We've been running into a similar issue recently -- and I don't think it has to do with indexing data as @Srinath_C's thread link suggests.
In our case we're running
4 x c3.8xlarge instances with 10TB of SSD-backed provisioned-iops volumes attached to each host (8000 IOPS per host). We index upwards of ~20k events per second peak during the day, and our indexed documents range quite a bit in field types, counts, etc. We have 331 indexed fields in our current day of events, for example.
(We store 30 days of data, at ~300GB/day for a total of ~9-12TB of used storage and ~9 billion documents)

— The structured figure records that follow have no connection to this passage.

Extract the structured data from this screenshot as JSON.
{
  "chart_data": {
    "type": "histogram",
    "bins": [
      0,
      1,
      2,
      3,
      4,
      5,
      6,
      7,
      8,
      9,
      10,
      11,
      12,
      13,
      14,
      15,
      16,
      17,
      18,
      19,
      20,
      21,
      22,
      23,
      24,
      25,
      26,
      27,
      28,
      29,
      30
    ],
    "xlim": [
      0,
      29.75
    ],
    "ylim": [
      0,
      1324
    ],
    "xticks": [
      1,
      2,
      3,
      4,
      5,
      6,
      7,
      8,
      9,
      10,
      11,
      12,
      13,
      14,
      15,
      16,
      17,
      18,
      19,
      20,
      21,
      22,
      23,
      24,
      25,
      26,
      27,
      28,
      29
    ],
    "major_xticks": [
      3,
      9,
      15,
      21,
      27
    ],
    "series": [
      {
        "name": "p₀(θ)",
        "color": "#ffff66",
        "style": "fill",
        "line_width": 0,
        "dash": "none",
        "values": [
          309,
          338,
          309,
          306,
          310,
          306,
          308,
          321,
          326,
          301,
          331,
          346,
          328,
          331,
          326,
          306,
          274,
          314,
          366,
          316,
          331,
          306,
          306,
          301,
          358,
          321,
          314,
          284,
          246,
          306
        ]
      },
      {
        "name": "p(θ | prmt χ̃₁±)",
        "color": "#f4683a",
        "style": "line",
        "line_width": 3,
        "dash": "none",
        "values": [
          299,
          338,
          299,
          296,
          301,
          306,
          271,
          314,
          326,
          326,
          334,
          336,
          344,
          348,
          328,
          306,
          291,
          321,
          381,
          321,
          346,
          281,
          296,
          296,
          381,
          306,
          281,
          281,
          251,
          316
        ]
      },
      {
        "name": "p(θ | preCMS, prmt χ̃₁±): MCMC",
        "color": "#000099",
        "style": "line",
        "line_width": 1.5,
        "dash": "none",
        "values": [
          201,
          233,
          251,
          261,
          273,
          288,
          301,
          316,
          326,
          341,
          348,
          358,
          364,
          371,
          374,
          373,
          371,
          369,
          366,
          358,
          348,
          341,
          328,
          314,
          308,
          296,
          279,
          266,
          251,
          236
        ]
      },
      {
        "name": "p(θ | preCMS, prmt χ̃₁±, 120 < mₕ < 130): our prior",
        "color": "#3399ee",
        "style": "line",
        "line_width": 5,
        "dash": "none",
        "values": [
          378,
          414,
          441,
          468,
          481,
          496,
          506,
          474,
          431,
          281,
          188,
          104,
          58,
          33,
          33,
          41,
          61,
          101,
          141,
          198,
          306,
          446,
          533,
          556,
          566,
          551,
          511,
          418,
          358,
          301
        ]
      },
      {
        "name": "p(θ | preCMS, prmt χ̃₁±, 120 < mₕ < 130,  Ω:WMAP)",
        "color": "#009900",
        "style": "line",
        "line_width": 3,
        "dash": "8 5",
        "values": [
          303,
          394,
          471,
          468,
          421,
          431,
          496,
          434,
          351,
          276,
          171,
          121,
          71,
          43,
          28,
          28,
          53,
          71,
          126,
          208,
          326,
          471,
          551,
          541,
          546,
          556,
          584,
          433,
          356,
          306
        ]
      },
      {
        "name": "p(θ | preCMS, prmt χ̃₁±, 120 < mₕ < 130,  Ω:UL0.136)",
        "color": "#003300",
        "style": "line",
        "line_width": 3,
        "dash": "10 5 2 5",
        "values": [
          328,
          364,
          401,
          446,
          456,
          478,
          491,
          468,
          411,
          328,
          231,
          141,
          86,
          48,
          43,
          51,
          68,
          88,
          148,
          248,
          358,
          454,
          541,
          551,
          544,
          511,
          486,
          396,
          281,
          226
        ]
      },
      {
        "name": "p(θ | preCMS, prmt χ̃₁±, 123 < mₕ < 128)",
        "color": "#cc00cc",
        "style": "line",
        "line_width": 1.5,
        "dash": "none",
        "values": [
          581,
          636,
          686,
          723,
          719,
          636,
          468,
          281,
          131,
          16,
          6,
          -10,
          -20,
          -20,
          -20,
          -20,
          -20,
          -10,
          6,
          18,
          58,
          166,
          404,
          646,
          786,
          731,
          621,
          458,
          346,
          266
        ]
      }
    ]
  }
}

Our hosts have 60+GB of memory, and we allocate 29.5GB of that to the HEAP on-startup, leaving ~30GB for lucene indexing and other local processes.
/usr/lib/jvm/java-7-oracle/bin/java -Xms29696m -Xmx29696m -Djava.awt.headless=true -XX:+UseParNewGC -XX:+UseConcMarkSweepGC -XX:CMSInitiatingOccupancyFraction=75 -XX:+UseCMSInitiatingOccupancyOnly -XX:+HeapDumpOnOutOfMemoryError -XX:+DisableExplicitGC
Our elasticsearch.yml file:
In our case, we've had the cluster crash now at least 5 times. Each time it crashes we've observed that one or more of our nodes go into a JVM garbage collection loop. When that happens, the cluster management code loses connectivity to the various nodes, new document indexing starts to fail, and we effectively fall over.

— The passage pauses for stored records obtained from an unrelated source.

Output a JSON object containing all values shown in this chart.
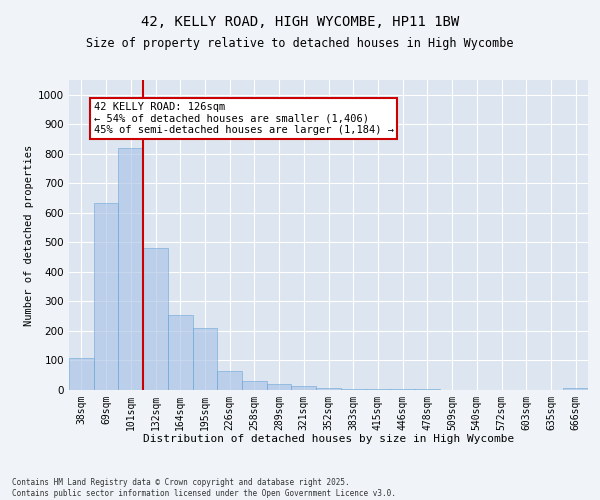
{
  "title1": "42, KELLY ROAD, HIGH WYCOMBE, HP11 1BW",
  "title2": "Size of property relative to detached houses in High Wycombe",
  "xlabel": "Distribution of detached houses by size in High Wycombe",
  "ylabel": "Number of detached properties",
  "categories": [
    "38sqm",
    "69sqm",
    "101sqm",
    "132sqm",
    "164sqm",
    "195sqm",
    "226sqm",
    "258sqm",
    "289sqm",
    "321sqm",
    "352sqm",
    "383sqm",
    "415sqm",
    "446sqm",
    "478sqm",
    "509sqm",
    "540sqm",
    "572sqm",
    "603sqm",
    "635sqm",
    "666sqm"
  ],
  "values": [
    110,
    635,
    820,
    480,
    255,
    210,
    65,
    30,
    20,
    15,
    8,
    5,
    3,
    2,
    2,
    1,
    1,
    1,
    0,
    0,
    8
  ],
  "bar_color": "#aec6e8",
  "bar_edgecolor": "#5a9fd4",
  "bar_alpha": 0.7,
  "vline_color": "#cc0000",
  "annotation_text": "42 KELLY ROAD: 126sqm\n← 54% of detached houses are smaller (1,406)\n45% of semi-detached houses are larger (1,184) →",
  "annotation_fontsize": 7.5,
  "annotation_box_color": "#ffffff",
  "annotation_box_edgecolor": "#cc0000",
  "ylim": [
    0,
    1050
  ],
  "yticks": [
    0,
    100,
    200,
    300,
    400,
    500,
    600,
    700,
    800,
    900,
    1000
  ],
  "fig_bg_color": "#f0f4f8",
  "bg_color": "#dde6f0",
  "footer": "Contains HM Land Registry data © Crown copyright and database right 2025.\nContains public sector information licensed under the Open Government Licence v3.0.",
  "title1_fontsize": 10,
  "title2_fontsize": 8.5
}
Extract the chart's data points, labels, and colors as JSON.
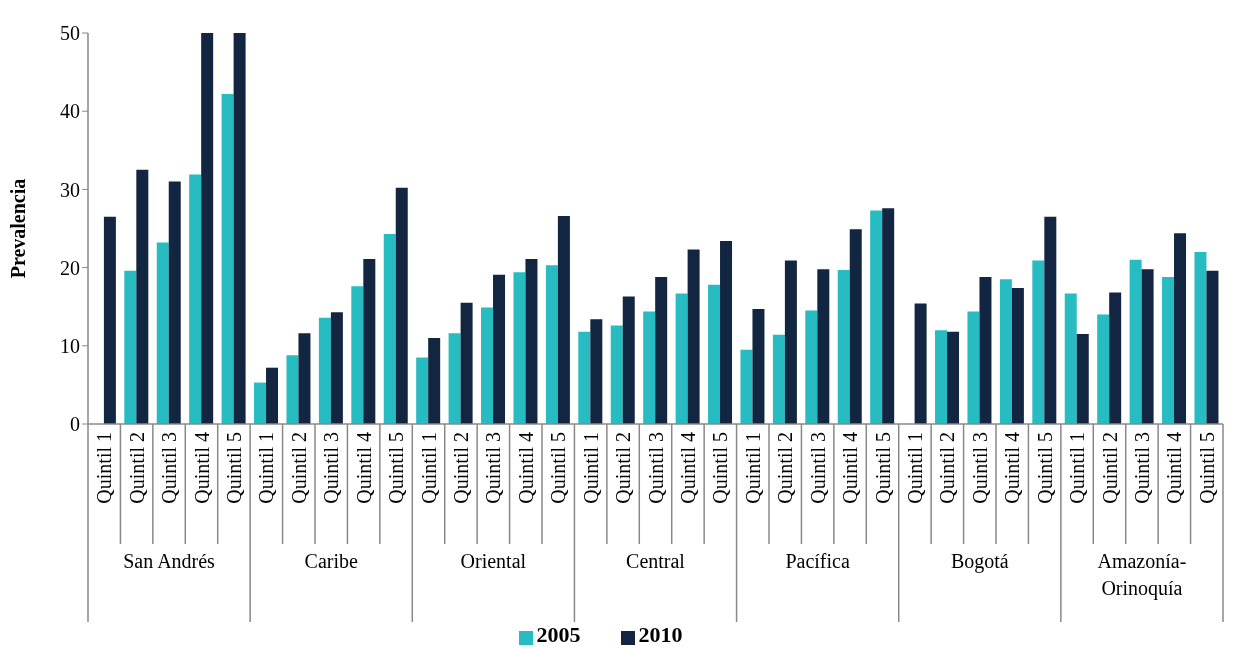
{
  "chart_data": {
    "type": "bar",
    "ylabel": "Prevalencia",
    "categories": [
      "Quintil 1",
      "Quintil 2",
      "Quintil 3",
      "Quintil 4",
      "Quintil 5",
      "Quintil 1",
      "Quintil 2",
      "Quintil 3",
      "Quintil 4",
      "Quintil 5",
      "Quintil 1",
      "Quintil 2",
      "Quintil 3",
      "Quintil 4",
      "Quintil 5",
      "Quintil 1",
      "Quintil 2",
      "Quintil 3",
      "Quintil 4",
      "Quintil 5",
      "Quintil 1",
      "Quintil 2",
      "Quintil 3",
      "Quintil 4",
      "Quintil 5",
      "Quintil 1",
      "Quintil 2",
      "Quintil 3",
      "Quintil 4",
      "Quintil 5",
      "Quintil 1",
      "Quintil 2",
      "Quintil 3",
      "Quintil 4",
      "Quintil 5"
    ],
    "annotations": [
      "San Andrés",
      "Caribe",
      "Oriental",
      "Central",
      "Pacífica",
      "Bogotá",
      "Amazonía-Orinoquía"
    ],
    "series": [
      {
        "name": "2005",
        "color": "#27bbc2",
        "values": [
          null,
          19.6,
          23.2,
          31.9,
          42.2,
          5.3,
          8.8,
          13.6,
          17.6,
          24.3,
          8.5,
          11.6,
          14.9,
          19.4,
          20.3,
          11.8,
          12.6,
          14.4,
          16.7,
          17.8,
          9.5,
          11.4,
          14.5,
          19.7,
          27.3,
          null,
          12.0,
          14.4,
          18.5,
          20.9,
          16.7,
          14.0,
          21.0,
          18.8,
          22.0
        ]
      },
      {
        "name": "2010",
        "color": "#122641",
        "values": [
          26.5,
          32.5,
          31.0,
          50,
          50,
          7.2,
          11.6,
          14.3,
          21.1,
          30.2,
          11.0,
          15.5,
          19.1,
          21.1,
          26.6,
          13.4,
          16.3,
          18.8,
          22.3,
          23.4,
          14.7,
          20.9,
          19.8,
          24.9,
          27.6,
          15.4,
          11.8,
          18.8,
          17.4,
          26.5,
          11.5,
          16.8,
          19.8,
          24.4,
          19.6
        ]
      }
    ],
    "ylim": [
      0,
      50
    ],
    "yticks": [
      0,
      10,
      20,
      30,
      40,
      50
    ],
    "grid": false,
    "legend": "bottom"
  }
}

We've finally narrowed this down we think to the
indices.fielddata.cache.size setting. We had originally it at
75%. We tried dropping it down to
50% and still had a failure yesterday. We're now running at
25% as you can see in the config above and we're hoping everything works.

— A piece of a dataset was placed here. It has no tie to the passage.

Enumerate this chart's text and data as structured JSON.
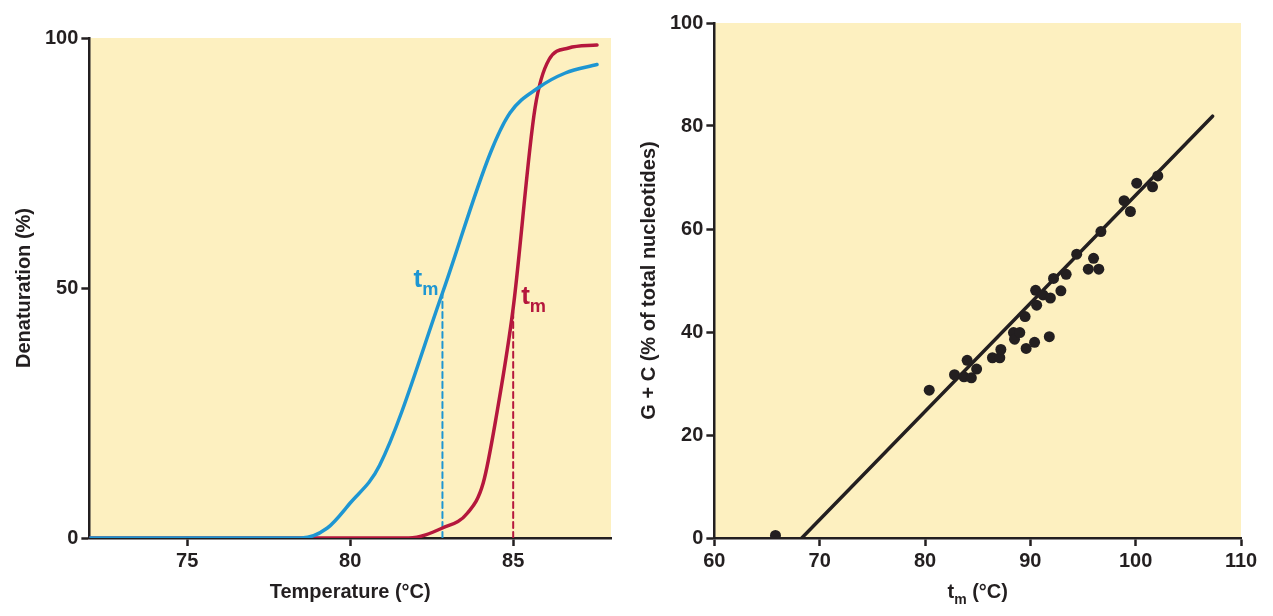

Our theory at this point is that we have no problem indexing documents, but because our cluster is running combined
when the JVM GC gets involved all hell breaks loose. We think that users pull up a dashboard in Kibana (we make heavy use of structured logs), the search indexes a ton of field data (which is allowed by the large
indices.fielddata.cache.size setting), and we ultimately force the instance into a garbage collection loop.
The questions we havn't answered yet are..
What else is using mass amounts of memory out of the HEAP? If we have 29GB available and we allocate 14.5GB to
field data, what is using the other 14.5GB?
We've seen full cluster failures (effectively access to the cluster API hangs, indexing freezes, etc) even when only a single node in the cluster begins the GC loop. Why? If we move to dedicated
master nodes (planned for next week) and a
data node starts into its GC loop, will the cluster continue to operate properly?
Why is the
indices.fielddata.cache.expires setting experimental and marked for deprecation? It seems wildly helpful to clear out this cache of expired documents and data whenever appropriate? Am I missing something here?